Mercredi 21 septembre 2011 | 14:32
Rubis

© Photo D.R.

5,16 carats et un prix évalué à un million d’euros. Telle est la valeur du rubis, extrait d’une mine birmane, dérobé au printemps à un diamantaire de Monaco par Fabrice B. L’homme a été interpellé la semaine dernière à Paris par la brigade de recherches et d’investigations financières (Brif) et la police judiciaire parisienne. Il a été mis en examen pour « escroquerie en bande organisée ». Fabrice B. avait approché le propriétaire du rubis en se faisant passer pour l’émissaire d’un richissime cheik arabe. D’abord intéressé par un premier diamant d’une valeur de 40 000 euros, l’arnaqueur avait adressé un chèque libellé en shekels, la monnaie israélienne au diamantaire. La transaction avait échoué mais l’escroc était revenu à la charge. Avec dans son viseur, le rubis birman à un million d’euros. Pour conclure l’opération, Fabrice B. avait signé un chèque d’un million d’euros et transmis une copie du passeport du faux prince saoudien.

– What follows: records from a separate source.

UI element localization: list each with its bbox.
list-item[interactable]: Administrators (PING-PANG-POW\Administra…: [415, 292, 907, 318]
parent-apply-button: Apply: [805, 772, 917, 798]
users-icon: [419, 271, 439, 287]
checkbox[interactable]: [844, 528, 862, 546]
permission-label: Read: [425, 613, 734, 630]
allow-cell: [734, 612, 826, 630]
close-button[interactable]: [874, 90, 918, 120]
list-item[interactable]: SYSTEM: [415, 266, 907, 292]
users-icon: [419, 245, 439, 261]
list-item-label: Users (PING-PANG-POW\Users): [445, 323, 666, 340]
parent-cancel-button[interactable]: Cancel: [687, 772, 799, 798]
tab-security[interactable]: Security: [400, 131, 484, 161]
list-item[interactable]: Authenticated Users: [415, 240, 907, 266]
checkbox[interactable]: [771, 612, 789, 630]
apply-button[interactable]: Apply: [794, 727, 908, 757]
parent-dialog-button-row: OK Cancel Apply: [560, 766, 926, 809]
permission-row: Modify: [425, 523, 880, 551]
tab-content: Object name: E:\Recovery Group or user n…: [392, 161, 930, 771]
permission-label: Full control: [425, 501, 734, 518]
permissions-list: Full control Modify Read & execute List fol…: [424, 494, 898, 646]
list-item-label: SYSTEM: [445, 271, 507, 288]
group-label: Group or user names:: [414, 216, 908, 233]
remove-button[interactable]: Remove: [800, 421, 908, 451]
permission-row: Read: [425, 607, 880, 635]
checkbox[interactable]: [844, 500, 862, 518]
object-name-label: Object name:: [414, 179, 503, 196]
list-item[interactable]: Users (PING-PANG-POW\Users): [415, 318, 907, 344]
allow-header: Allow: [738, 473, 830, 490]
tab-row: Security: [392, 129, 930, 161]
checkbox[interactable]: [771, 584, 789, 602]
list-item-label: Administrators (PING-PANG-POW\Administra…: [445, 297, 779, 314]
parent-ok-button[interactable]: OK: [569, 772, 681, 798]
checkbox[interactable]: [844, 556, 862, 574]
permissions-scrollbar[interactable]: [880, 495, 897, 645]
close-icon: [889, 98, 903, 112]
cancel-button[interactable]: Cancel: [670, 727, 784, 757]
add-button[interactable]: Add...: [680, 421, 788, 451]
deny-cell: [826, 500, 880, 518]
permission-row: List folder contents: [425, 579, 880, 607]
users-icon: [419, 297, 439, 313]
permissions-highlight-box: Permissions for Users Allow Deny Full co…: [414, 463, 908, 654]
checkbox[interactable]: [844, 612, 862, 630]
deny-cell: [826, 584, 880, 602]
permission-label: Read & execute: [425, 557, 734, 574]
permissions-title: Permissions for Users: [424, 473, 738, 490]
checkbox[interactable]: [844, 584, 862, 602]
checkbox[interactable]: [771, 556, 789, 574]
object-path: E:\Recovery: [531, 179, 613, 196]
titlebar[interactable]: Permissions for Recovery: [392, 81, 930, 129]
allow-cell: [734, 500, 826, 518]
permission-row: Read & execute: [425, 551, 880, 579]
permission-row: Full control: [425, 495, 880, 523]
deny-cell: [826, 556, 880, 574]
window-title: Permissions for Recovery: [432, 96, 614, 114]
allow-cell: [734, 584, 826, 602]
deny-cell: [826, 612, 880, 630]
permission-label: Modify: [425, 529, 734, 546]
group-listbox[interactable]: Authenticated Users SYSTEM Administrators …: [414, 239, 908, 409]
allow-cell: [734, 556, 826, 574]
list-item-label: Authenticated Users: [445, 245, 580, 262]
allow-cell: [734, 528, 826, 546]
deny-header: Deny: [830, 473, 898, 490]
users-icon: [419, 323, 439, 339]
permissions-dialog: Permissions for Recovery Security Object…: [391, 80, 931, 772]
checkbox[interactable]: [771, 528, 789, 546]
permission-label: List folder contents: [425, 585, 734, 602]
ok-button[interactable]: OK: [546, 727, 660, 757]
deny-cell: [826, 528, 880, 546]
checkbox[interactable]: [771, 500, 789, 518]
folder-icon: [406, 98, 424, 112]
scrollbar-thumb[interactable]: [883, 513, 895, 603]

Après avoir certifié au diamantaire l’authenticité du chèque, la banque de l’artisan s’était rétractée deux jours après. Le chèque du cheikh faisait partie d’un chéquier volé en 2010. Trop tard. Le rubis avait déjà été remis en mains propres à Fabrice B. à Paris. Si le malfaiteur, qui ferait partie d’une organisation criminelle internationale, a été retrouvé, le rubis a disparu. « C’est une escroquerie banale. La plainte a été déposée début juillet mais les faits se sont déroulés à Paris. Les policiers français et monégasques ont travaillé de concert sur cette affaire », indique-t-on à la Sûreté publique.